What would it take to make international finance safe?
Lots of things, but one thing for sure is a true international lender-of-last-resort (ILLR). When domestic financial markets are gripped by panic, domestic central banks play a critical role in restoring stability because they stand ready to extend liquidity to banks. Just think how much worse the current crisis would have been in the U.S. if the Fed had not been there to enlarge its balance sheet by leaps and bounds.
In the international sphere, there is no equivalent. So when countries suffer what Guillermo Calvo has called a "sudden stop" in capital flows, often through no fault of their own, they have to take it on the chin and bear it. There is the IMF of course, but it has traditionally operated in a way that is very different from a lender-of-last-resort. The amount it lends is limited, it takes a while to get the money, and the money comes with lots of strings attached.
As Calvo points out, the recent G-20 summit has resulted in some decisions that may well change all that. The IMF is getting a lot of new resources at its disposal (a tripling of its lending capacity, plus the possibility, for the first time, of going to markets to borrow). It is also revising its lending policies in order to respond more quickly and (at least for certain countries) with less or no conditionality.
This is all for good, and it promises to plug a significant hole in the international financial architecture. But as Calvo also points out, it still remains to be seen how the IMF will operate and whether the new resources at its disposal will be adequate in light of the scale of the financing needs emerging and developing countries face. (Turkey, which has long been negotiating with the IMF for a loan, may well be the first important test case for the new IMF.)

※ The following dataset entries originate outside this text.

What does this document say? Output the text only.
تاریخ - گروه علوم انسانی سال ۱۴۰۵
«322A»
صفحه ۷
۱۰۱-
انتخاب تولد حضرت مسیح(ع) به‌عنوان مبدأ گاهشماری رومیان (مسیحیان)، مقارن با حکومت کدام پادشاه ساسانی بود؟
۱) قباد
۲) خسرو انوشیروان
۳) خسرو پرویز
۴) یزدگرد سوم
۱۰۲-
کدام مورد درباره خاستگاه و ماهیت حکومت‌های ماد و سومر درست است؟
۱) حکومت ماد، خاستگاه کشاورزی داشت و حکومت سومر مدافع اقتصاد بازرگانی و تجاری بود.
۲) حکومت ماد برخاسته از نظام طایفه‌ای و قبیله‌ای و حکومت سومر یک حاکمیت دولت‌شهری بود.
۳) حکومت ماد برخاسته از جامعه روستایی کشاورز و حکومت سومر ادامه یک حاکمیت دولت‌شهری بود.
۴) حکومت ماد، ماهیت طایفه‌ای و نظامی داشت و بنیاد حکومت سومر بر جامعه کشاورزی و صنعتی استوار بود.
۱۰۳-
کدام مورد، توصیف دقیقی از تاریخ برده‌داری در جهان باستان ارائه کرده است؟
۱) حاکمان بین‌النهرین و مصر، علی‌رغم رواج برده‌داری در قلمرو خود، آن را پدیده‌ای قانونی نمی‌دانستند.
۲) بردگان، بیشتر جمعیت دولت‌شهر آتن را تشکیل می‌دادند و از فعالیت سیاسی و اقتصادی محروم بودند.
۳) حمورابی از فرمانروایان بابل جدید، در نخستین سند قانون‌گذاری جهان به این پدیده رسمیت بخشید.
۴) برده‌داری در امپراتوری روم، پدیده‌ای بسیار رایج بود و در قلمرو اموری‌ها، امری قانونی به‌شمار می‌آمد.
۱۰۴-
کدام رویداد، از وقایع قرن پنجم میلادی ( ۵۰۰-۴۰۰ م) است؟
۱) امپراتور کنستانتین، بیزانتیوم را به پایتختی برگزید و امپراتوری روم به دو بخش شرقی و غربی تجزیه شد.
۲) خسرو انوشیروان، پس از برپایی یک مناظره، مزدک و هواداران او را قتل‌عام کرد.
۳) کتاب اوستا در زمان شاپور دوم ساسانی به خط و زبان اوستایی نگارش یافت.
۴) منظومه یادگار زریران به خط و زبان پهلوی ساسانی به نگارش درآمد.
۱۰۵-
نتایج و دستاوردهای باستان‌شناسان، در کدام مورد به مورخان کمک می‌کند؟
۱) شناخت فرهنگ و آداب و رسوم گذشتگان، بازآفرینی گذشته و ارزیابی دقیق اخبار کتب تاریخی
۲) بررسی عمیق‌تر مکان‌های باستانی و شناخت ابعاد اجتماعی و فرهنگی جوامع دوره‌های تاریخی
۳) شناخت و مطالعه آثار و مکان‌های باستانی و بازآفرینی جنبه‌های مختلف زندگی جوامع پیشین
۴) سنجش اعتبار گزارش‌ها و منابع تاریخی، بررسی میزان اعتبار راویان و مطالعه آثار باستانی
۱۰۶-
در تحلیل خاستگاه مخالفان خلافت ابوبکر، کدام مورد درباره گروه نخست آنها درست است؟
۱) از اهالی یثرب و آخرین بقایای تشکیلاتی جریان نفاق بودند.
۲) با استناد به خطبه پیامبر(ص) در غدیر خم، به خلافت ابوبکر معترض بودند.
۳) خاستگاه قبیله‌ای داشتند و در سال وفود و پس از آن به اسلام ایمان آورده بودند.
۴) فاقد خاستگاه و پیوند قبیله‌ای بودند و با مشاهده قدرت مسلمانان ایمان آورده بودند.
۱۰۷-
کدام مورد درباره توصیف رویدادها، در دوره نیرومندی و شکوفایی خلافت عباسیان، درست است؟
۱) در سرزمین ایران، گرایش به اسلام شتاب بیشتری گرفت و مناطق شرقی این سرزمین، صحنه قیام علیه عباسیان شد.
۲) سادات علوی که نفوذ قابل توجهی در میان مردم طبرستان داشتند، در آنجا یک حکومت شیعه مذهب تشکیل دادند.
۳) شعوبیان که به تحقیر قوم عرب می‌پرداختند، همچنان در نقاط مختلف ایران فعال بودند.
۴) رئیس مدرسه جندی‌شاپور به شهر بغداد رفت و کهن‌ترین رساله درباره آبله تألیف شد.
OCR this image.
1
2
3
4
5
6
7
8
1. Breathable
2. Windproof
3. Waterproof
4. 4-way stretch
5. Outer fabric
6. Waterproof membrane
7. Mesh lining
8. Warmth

While I think these changes are all in the right direction, I worry that they will fall far short of converting the IMF into a true lender of last resort. I just cannot imagine that the Americans and the Europeans will allow the Fund to lend at will--even for countries that are taken to be "behaving well." And I also worry about so called ex-ante conditionality--the stamp of approval that countries will need to qualify for these fast-disbursing lines of credit. The IMF has a patchy record with respect to being able to evaluate risks ex ante. It also has too rigid views on what counts as "sound policies."
So I remain convinced that we still need a Plan B for global finance--one that places less confidence on us getting the international institutions to work right and one that allows greater room for countries to protect themselves from financial whiplash through managed capital flows.